Using the above scheme, it is inefficient to manually deduct non-template dynamic content for each centralized filing.

Therefore, template analysis tools are needed.

Among them, because the dynamic content in the short message template is often in a common format such as name, it cannot be analyzed by traditional methods such as regularization, and no related class library, tools or methods have been found.

It is considered that by comparing similar strings with high similarity, the common * * * strings are continuously extracted to approach the short message template.

For two strings of length n, the longest male * * * string is counted by the traditional double pointer traversal method. According to the environmental test under warp, when the length of the short message exceeds 30 words, the calculation of two short messages cannot be completed in normal time, that is, it cannot be used for the short message analysis of any long marketing short message.

Because in fact, the time complexity required for two short messages to calculate the public * * * string is O (2 n) n, when n is greater than 20, it can not be ignored as a small constant coefficient.

That is, the time complexity of the whole script suddenly increases to O (M.N.2 L) m: the number of SMS records n: the number of SMS templates l: the average SMS length.
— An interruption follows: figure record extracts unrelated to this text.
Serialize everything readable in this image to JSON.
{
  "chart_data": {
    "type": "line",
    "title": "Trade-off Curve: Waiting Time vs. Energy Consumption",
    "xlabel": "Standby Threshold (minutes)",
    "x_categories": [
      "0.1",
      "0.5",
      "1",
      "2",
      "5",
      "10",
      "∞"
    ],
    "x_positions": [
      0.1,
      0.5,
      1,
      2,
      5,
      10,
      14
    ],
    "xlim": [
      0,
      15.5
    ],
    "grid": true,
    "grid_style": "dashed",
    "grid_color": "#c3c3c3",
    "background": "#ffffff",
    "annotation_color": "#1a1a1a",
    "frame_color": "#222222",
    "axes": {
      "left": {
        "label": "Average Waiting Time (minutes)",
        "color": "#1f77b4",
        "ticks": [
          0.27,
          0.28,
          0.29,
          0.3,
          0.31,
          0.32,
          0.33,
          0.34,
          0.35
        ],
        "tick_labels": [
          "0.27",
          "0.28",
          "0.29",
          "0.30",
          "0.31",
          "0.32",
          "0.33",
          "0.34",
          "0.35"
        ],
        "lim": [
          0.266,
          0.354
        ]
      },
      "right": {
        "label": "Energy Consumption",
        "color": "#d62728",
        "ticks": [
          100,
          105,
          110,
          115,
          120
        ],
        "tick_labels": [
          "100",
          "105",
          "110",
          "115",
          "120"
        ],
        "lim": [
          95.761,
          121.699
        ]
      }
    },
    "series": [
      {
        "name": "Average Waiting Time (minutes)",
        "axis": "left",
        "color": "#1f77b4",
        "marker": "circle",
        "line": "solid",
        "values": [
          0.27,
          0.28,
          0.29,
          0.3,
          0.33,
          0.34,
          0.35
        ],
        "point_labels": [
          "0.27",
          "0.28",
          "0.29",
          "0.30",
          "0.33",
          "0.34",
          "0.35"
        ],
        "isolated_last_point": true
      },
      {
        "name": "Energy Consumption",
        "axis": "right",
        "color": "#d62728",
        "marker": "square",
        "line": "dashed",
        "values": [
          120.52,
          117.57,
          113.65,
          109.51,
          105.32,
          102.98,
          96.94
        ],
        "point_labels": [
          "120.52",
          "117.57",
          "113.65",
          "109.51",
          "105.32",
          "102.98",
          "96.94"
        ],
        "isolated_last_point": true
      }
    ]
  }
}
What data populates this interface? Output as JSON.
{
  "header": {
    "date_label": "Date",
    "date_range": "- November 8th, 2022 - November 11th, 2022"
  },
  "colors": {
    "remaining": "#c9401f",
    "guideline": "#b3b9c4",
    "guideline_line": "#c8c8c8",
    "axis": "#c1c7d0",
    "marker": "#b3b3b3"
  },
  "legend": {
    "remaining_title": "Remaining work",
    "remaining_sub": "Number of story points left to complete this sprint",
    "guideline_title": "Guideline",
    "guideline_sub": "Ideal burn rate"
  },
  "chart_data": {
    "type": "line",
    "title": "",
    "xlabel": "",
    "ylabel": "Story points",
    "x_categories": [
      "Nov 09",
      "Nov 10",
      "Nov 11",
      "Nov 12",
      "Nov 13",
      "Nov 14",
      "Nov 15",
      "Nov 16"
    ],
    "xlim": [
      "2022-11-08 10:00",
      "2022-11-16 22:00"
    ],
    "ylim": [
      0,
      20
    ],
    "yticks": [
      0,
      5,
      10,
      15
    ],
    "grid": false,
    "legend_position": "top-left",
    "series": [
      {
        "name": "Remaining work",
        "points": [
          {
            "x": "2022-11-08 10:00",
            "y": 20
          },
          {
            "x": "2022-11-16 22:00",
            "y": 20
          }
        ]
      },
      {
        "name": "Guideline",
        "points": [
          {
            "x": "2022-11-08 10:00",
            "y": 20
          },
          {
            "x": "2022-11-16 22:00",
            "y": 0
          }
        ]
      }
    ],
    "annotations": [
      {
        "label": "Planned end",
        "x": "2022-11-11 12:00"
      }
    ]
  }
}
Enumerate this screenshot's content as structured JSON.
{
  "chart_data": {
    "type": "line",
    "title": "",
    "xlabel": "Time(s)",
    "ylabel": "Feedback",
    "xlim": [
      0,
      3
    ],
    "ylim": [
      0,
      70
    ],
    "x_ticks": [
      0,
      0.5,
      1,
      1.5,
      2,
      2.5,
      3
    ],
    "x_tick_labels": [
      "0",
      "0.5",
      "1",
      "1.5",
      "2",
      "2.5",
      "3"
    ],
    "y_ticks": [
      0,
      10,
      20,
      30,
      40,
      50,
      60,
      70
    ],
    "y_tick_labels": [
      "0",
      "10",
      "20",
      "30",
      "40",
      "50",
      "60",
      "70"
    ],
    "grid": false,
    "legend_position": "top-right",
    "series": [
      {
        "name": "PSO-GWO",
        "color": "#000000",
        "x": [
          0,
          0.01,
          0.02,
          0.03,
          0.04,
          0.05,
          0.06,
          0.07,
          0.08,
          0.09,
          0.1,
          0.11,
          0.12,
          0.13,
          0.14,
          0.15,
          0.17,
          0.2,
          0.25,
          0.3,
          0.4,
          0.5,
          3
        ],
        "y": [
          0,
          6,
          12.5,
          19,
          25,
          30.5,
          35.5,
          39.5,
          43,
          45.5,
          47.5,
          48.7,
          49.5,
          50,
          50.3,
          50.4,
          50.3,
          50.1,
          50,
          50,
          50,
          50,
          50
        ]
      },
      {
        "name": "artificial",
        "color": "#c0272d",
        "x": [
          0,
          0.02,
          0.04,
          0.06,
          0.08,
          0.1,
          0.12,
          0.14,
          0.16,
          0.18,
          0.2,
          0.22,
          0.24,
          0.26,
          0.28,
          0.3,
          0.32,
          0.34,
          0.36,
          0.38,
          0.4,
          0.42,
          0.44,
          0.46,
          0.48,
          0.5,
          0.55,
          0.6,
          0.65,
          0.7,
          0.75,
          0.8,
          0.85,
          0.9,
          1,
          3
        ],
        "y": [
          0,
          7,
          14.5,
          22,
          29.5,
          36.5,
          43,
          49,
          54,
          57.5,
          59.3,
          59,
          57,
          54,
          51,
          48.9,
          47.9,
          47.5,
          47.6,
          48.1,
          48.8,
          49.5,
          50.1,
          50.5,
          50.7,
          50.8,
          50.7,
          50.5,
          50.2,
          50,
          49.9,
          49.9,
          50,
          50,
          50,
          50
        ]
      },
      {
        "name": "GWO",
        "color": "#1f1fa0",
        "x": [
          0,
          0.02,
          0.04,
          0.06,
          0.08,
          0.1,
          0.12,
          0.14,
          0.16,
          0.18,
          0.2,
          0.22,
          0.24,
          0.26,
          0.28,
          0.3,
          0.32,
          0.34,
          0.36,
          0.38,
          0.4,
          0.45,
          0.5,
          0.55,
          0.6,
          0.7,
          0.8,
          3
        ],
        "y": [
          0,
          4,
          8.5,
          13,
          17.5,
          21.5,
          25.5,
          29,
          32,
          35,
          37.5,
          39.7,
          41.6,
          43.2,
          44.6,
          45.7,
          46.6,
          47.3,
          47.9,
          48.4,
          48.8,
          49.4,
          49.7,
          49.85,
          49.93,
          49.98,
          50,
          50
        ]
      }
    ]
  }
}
For convenience, the definition is as follows

The short message A is the string A: its elements are A 1, A2 ... one; A ... Ann.

The short message B is the string B: its elements are B 1, B2 ... Bachelor of Medicine ... BM.

A 1~an and b 1~bm correspond to the male string called c(m, n).

O (2 n+m), in which a lot of time is used to calculate the common * * * character string of each subset of the overlapping subproblem A 1, A2 ...; A ... Ann, B 1, B2 ... Bachelor of Medicine ... BM, so as long as repeated low-order terms can be separated, the time complexity can be reduced by using the idea of dp.

Take a substring a 1~an of short message A and a substring b 1~bm of short message B.

It is obvious that:

That is to say, when the values of an and bm are actually known, we only need to know the information of three intermediate values of C (n- 1, m- 1), C (n- 1, m) and C (n, m- 1) in advance.

For this reason, we save a matrix of length N*M to save the length of all the intermediate values of c(n, m).

In addition, in order to find the growth direction of the atomic string, it is necessary to record which of C (n- 1, m- 1), C (n- 1, m) and C (n, m- 1) is calculated.

matrix

From the above matrix, we can know that two public * * * strings are * good old cows, and the time of this algorithm is optimized from O (2 (m+n)) to O(M*N) M: the length of string A and the length of string B.

Macroscopically, the time complexity of the whole script returns to O(m.n) m: the number of SMS records n: the number of SMS templates.

There is no problem in the online gray scale execution and full scale execution of the script, and the goal is achieved.